As the third installment in what came to be known as the Grand Class, the 109,000-gross-ton Star Princess shared with its sisters an impressive list of seagoing achievements, including the first swim-against-the-tide lap pool at sea, the largest casino afloat, the first wedding chapel at sea, and more private balconies than any other ship at the time.
But as eye-catching as the Star Princess was, it actually was part of a much larger family tree that included three sisters of the same tonnage and four smaller sisters that together composed the Grand Class. Its influence was felt far beyond even those original seven ships, however; even the most recent offerings from Princess right up to the Ruby Princess are generally based on the blueprint of the Grand Class.
One of the most distinct features of the Star Princess and her sisters was the disco in the sky—a unique structure high above the stern that some observers likened to a shopping cart handle. It was the calling card of the ship, making her instantly recognizable in any port.
Another innovative aspect of the Star Princess design was its three dining rooms instead of a single cavernous one, that come in handy for the line’s Personal Choice Dining Program, which allows passengers to choose from Traditional Dining with early and late seatings for dinner or Anytime Dining. The ship’s 24-hour casual restaurant offers a buffet alternative for breakfast and lunch; at night it becomes a sit-down bistro on one side and the Sterling Steakhouse on the other. Sabatini’s—another Star Princess hallmark—is the ship’s venue for upscale Italian fare, and has established itself over the years as one of cruising’s more popular alternative restaurant concepts.

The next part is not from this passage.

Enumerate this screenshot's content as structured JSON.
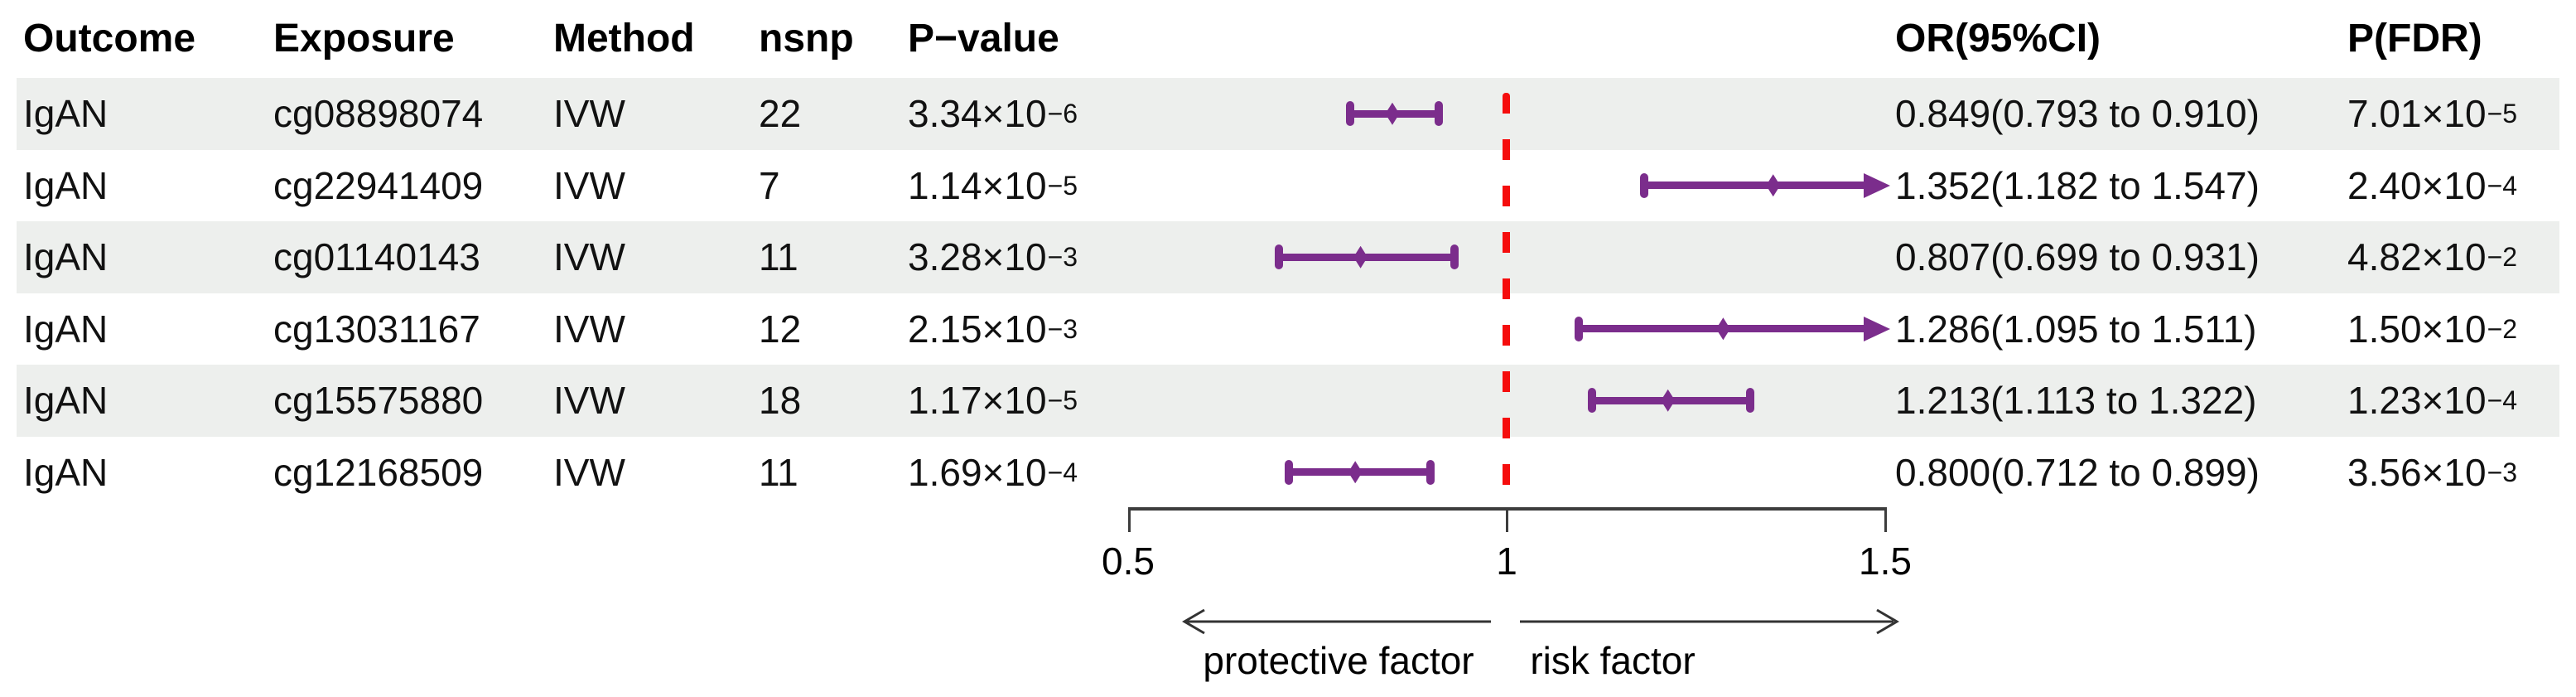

High above the bridge, the Star Princess has a forward-looking ocean-view spa and fitness center. Further aft, the ship offers two outdoor pool areas: One amidships with a sliding canopy, the other a more secluded spot overlooking the stern. The designers of the Star Princess wanted private verandahs to be available to virtually everyone, and this ship has more than 700 cabins with balconies, ranging from standard outside cabins to mini-suites and full suites. An unusual tiered design means the balcony above doesn’t block the sun, but nor does it offer much in the way of privacy. It’s worth noting that except for the handful of mini-suites on Emerald Deck, the majority of staterooms in this category are situated on the completely-uncovered Dolphin Deck. Regular balcony staterooms one deck up on Caribe deck feature balconies that are half covered, half-uncovered.
In keeping with the “Big Ship Choice, Small Ship Feel” mantra of these ships, there are a number of nooks and crannies for a little peace and quite, including a small library, writing room, and a card room. Kids, on the other hand, will find plenty of spaces just for them on this truly groundbreaking ship.